As for the state variables, we've removed them in the most recent version to 
avoid potential for "cheating" (as Luke Hoban described it). I'm also not 
entirely sure I understand why the capability to cancel is being vended to all 
consumers of a Future. We explicitly disallow that in the current design to 
prevent the potential for multiple users of a Promise/Future stepping on each 
other. The thought with the current design is that if you have an interface 
that needs to vend cancelation, you should at it in a subclass of Future.

Your constructor signature looks similar (but not the same) as the one we ended 
up with, and there appear to be many convenience static methods on Promise. How 
strongly do you feel about them?

>From a design standpoint the only thing that jumps out at me as being very 
>strange is the "synchronous" option for .then() and .done(). What is it meant 
>to do?

-----Original Message-----
From: Anne van Kesteren [mailto:[email protected]<mailto:[email protected]>]
Sent: Wednesday, April 17, 2013 8:46 AM
To: Mark S. Miller
Cc: [email protected]<mailto:[email protected]>; Norbert 
Lindenberg; Markus Lanthaler; Douglas Crockford; es-discuss
Subject: Re: Futures (was: Request for JSON-LD API review)

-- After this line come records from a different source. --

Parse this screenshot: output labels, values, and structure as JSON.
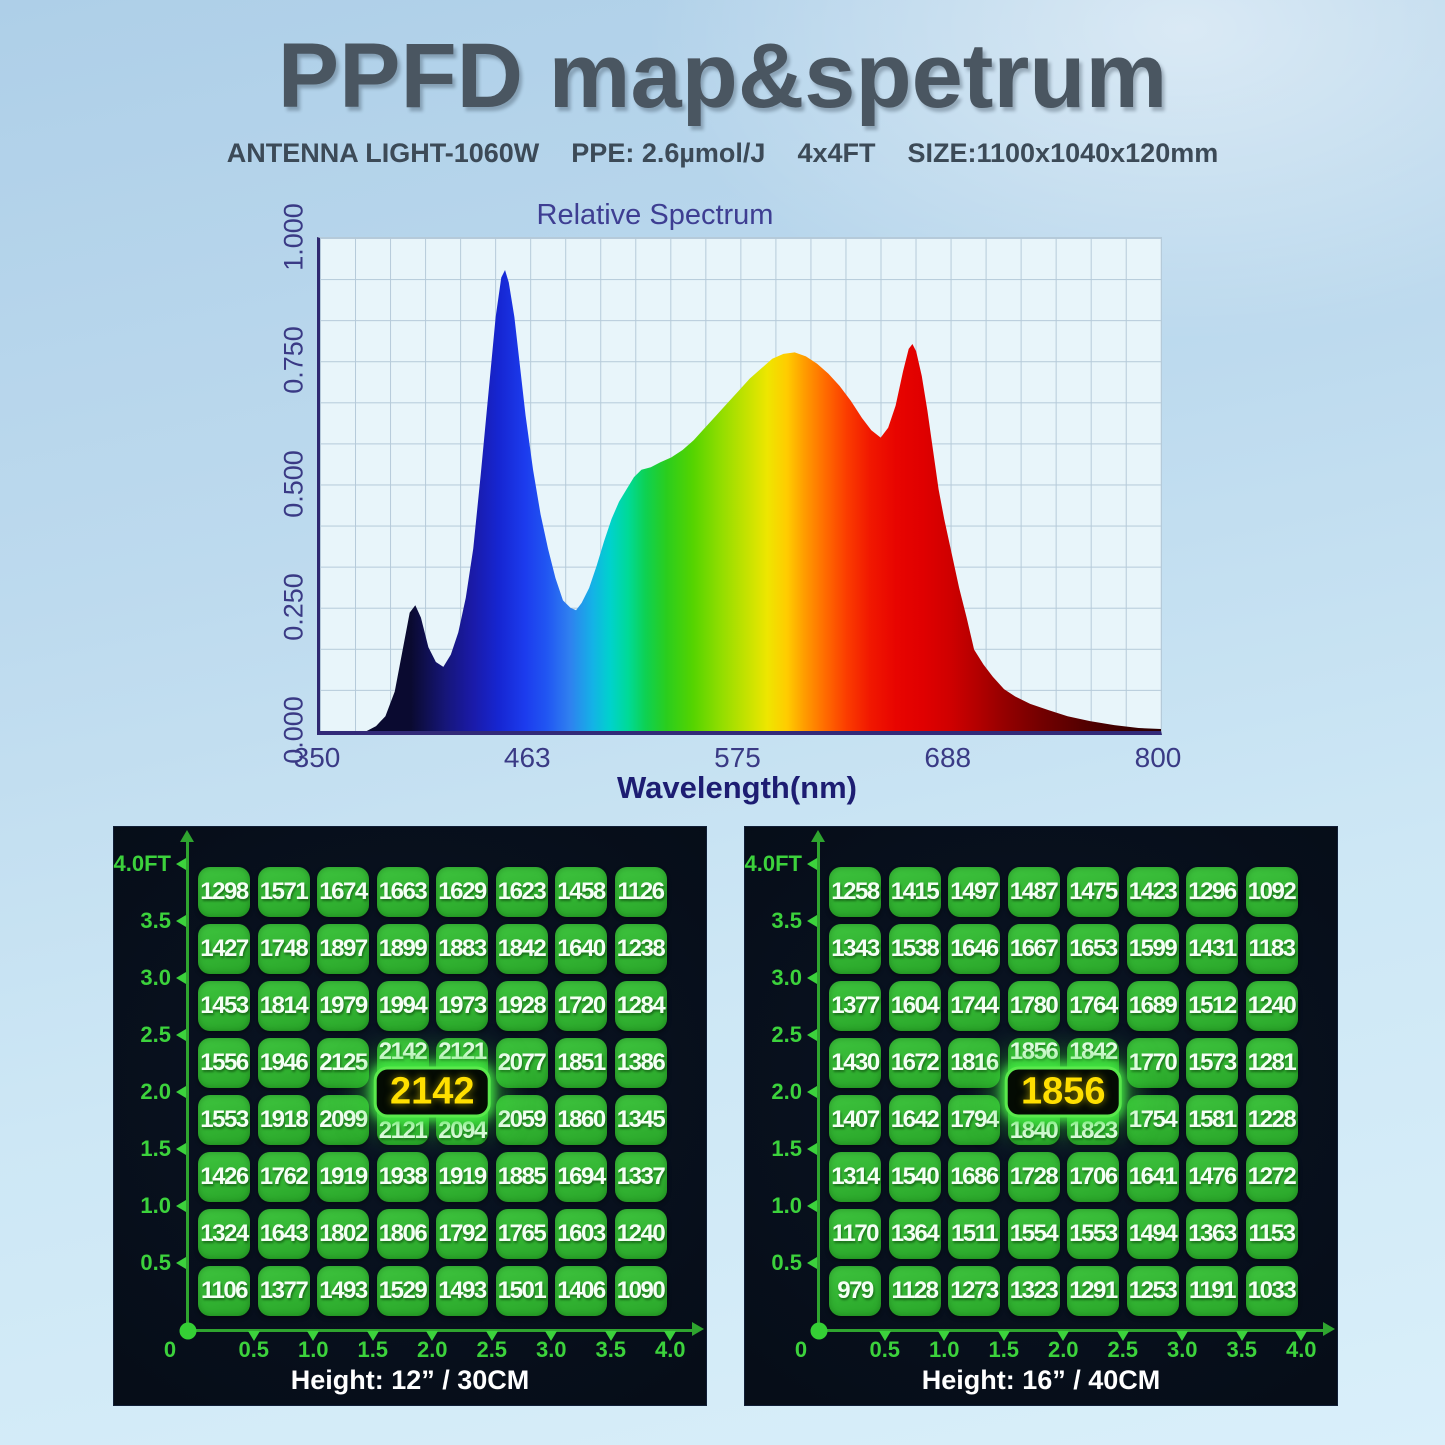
{
  "header": {
    "title": "PPFD map&spetrum",
    "specs": [
      "ANTENNA LIGHT-1060W",
      "PPE: 2.6µmol/J",
      "4x4FT",
      "SIZE:1100x1040x120mm"
    ]
  },
  "chart_data": {
    "type": "area",
    "title": "Relative Spectrum",
    "xlabel": "Wavelength(nm)",
    "ylabel": "",
    "xlim": [
      350,
      800
    ],
    "ylim": [
      0,
      1
    ],
    "grid": true,
    "legend_position": "none",
    "x_tick_labels": [
      "350",
      "463",
      "575",
      "688",
      "800"
    ],
    "y_tick_labels": [
      "1.000",
      "0.750",
      "0.500",
      "0.250",
      "0.000"
    ],
    "series": [
      {
        "name": "relative spectral power",
        "x": [
          375,
          380,
          385,
          390,
          394,
          398,
          401,
          404,
          408,
          412,
          416,
          420,
          424,
          428,
          432,
          436,
          440,
          444,
          447,
          449,
          451,
          454,
          457,
          460,
          464,
          468,
          472,
          476,
          480,
          484,
          487,
          490,
          494,
          498,
          502,
          506,
          510,
          514,
          518,
          522,
          527,
          532,
          538,
          544,
          550,
          556,
          562,
          568,
          574,
          580,
          586,
          592,
          598,
          604,
          610,
          616,
          622,
          628,
          634,
          640,
          645,
          650,
          654,
          658,
          662,
          665,
          667,
          669,
          672,
          675,
          678,
          681,
          684,
          688,
          692,
          696,
          700,
          705,
          710,
          716,
          722,
          730,
          740,
          750,
          762,
          775,
          788,
          800
        ],
        "y": [
          0.0,
          0.01,
          0.03,
          0.08,
          0.16,
          0.24,
          0.255,
          0.23,
          0.17,
          0.14,
          0.13,
          0.155,
          0.2,
          0.27,
          0.37,
          0.52,
          0.68,
          0.84,
          0.92,
          0.935,
          0.91,
          0.84,
          0.74,
          0.64,
          0.53,
          0.44,
          0.37,
          0.31,
          0.265,
          0.25,
          0.245,
          0.26,
          0.29,
          0.335,
          0.385,
          0.43,
          0.465,
          0.49,
          0.515,
          0.53,
          0.535,
          0.545,
          0.555,
          0.57,
          0.59,
          0.615,
          0.64,
          0.665,
          0.69,
          0.715,
          0.735,
          0.755,
          0.765,
          0.768,
          0.76,
          0.745,
          0.725,
          0.7,
          0.67,
          0.635,
          0.61,
          0.595,
          0.615,
          0.66,
          0.73,
          0.775,
          0.785,
          0.77,
          0.72,
          0.65,
          0.57,
          0.49,
          0.43,
          0.36,
          0.29,
          0.23,
          0.165,
          0.135,
          0.11,
          0.085,
          0.07,
          0.055,
          0.042,
          0.03,
          0.02,
          0.012,
          0.006,
          0.004
        ]
      }
    ],
    "spectrum_gradient": [
      {
        "nm": 375,
        "c": "#0a0a30"
      },
      {
        "nm": 395,
        "c": "#16167a"
      },
      {
        "nm": 410,
        "c": "#1a1aa8"
      },
      {
        "nm": 425,
        "c": "#1626d2"
      },
      {
        "nm": 440,
        "c": "#1c3cee"
      },
      {
        "nm": 452,
        "c": "#2156f2"
      },
      {
        "nm": 465,
        "c": "#2f80f0"
      },
      {
        "nm": 478,
        "c": "#14b2e6"
      },
      {
        "nm": 488,
        "c": "#00d2cc"
      },
      {
        "nm": 498,
        "c": "#00da98"
      },
      {
        "nm": 508,
        "c": "#0ed152"
      },
      {
        "nm": 520,
        "c": "#2bcd1d"
      },
      {
        "nm": 535,
        "c": "#55d400"
      },
      {
        "nm": 550,
        "c": "#8fdd00"
      },
      {
        "nm": 565,
        "c": "#c4e200"
      },
      {
        "nm": 577,
        "c": "#eee600"
      },
      {
        "nm": 588,
        "c": "#ffcc00"
      },
      {
        "nm": 598,
        "c": "#ff9c00"
      },
      {
        "nm": 610,
        "c": "#ff6a00"
      },
      {
        "nm": 622,
        "c": "#fb3c00"
      },
      {
        "nm": 635,
        "c": "#f11800"
      },
      {
        "nm": 650,
        "c": "#e80400"
      },
      {
        "nm": 665,
        "c": "#e00000"
      },
      {
        "nm": 680,
        "c": "#d00000"
      },
      {
        "nm": 695,
        "c": "#b50000"
      },
      {
        "nm": 710,
        "c": "#970000"
      },
      {
        "nm": 730,
        "c": "#760000"
      },
      {
        "nm": 755,
        "c": "#550000"
      },
      {
        "nm": 780,
        "c": "#3a0000"
      },
      {
        "nm": 800,
        "c": "#2d0000"
      }
    ]
  },
  "ppfd_maps": [
    {
      "id": "map-height-30cm",
      "caption": "Height: 12” / 30CM",
      "center_value": "2142",
      "origin_label": "0",
      "y_labels": [
        "4.0FT",
        "3.5",
        "3.0",
        "2.5",
        "2.0",
        "1.5",
        "1.0",
        "0.5"
      ],
      "x_labels": [
        "0.5",
        "1.0",
        "1.5",
        "2.0",
        "2.5",
        "3.0",
        "3.5",
        "4.0"
      ],
      "rows": [
        [
          1298,
          1571,
          1674,
          1663,
          1629,
          1623,
          1458,
          1126
        ],
        [
          1427,
          1748,
          1897,
          1899,
          1883,
          1842,
          1640,
          1238
        ],
        [
          1453,
          1814,
          1979,
          1994,
          1973,
          1928,
          1720,
          1284
        ],
        [
          1556,
          1946,
          2125,
          2142,
          2121,
          2077,
          1851,
          1386
        ],
        [
          1553,
          1918,
          2099,
          2121,
          2094,
          2059,
          1860,
          1345
        ],
        [
          1426,
          1762,
          1919,
          1938,
          1919,
          1885,
          1694,
          1337
        ],
        [
          1324,
          1643,
          1802,
          1806,
          1792,
          1765,
          1603,
          1240
        ],
        [
          1106,
          1377,
          1493,
          1529,
          1493,
          1501,
          1406,
          1090
        ]
      ]
    },
    {
      "id": "map-height-40cm",
      "caption": "Height: 16” / 40CM",
      "center_value": "1856",
      "origin_label": "0",
      "y_labels": [
        "4.0FT",
        "3.5",
        "3.0",
        "2.5",
        "2.0",
        "1.5",
        "1.0",
        "0.5"
      ],
      "x_labels": [
        "0.5",
        "1.0",
        "1.5",
        "2.0",
        "2.5",
        "3.0",
        "3.5",
        "4.0"
      ],
      "rows": [
        [
          1258,
          1415,
          1497,
          1487,
          1475,
          1423,
          1296,
          1092
        ],
        [
          1343,
          1538,
          1646,
          1667,
          1653,
          1599,
          1431,
          1183
        ],
        [
          1377,
          1604,
          1744,
          1780,
          1764,
          1689,
          1512,
          1240
        ],
        [
          1430,
          1672,
          1816,
          1856,
          1842,
          1770,
          1573,
          1281
        ],
        [
          1407,
          1642,
          1794,
          1840,
          1823,
          1754,
          1581,
          1228
        ],
        [
          1314,
          1540,
          1686,
          1728,
          1706,
          1641,
          1476,
          1272
        ],
        [
          1170,
          1364,
          1511,
          1554,
          1553,
          1494,
          1363,
          1153
        ],
        [
          979,
          1128,
          1273,
          1323,
          1291,
          1253,
          1191,
          1033
        ]
      ]
    }
  ],
  "colors": {
    "title_text": "#4a5661",
    "subtitle_text": "#3c4a57",
    "chart_title_text": "#3e3e92",
    "chart_axis_text": "#3a3a85",
    "chart_axis_line": "#2e2870",
    "plot_background": "#e8f5fa",
    "plot_gridline": "#b5cad9",
    "panel_background": "#060d18",
    "map_axis_green": "#3cd23c",
    "cell_green": "#2fb42f",
    "cell_text": "#ffffff",
    "badge_background": "#040b03",
    "badge_text": "#ffdf00",
    "badge_glow": "#46f046"
  }
}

> On Wed, Apr 17, 2013 at 8:29 AM, Mark S. Miller 
> <[email protected]<mailto:[email protected]>> wrote:
>> The main argument I've heard for proceeding with w3c/DOMFutures
>> rather than tc39/promises is that the DOM can't wait for tc39 to get
>> around to standardizing promises in ES7. But we should have our eyes
>> open to the consequences. As Crockford says (paraphrasing Knuth)
>> "Premature standardization is the root of all evil." The likely
>> result of DOMFuture proceeding in this way is that it will be wrong,
>> ES7 will be stuck with it and mostly unable to fix it, and we will
>> all be stuck with the consequences for a very very long time.
>>
>> As with Object.observe, if the need for promises is that urgent, it
>> needs to be on an accelerated track with the JavaScript context -- as
>> it already de facto is at promises/A+. It should not be needlessly
>> tied to the browser or to w3c.

I don't find the whole who owns what discussions very interesting to be honest. 
If it was up to me JavaScript would just be part of the W3C and we would not 
have to deal with that layer of distraction.

In any event, you can take the specification and improve on it elsewhere if you 
so desire. It is in the public domain for a reason.
You can also provide technical feedback as to what exactly is evil.
Saying "stop doing this" and implying you're somehow the superior forum to the 
other party is not helpful and has certainly not helped in the past.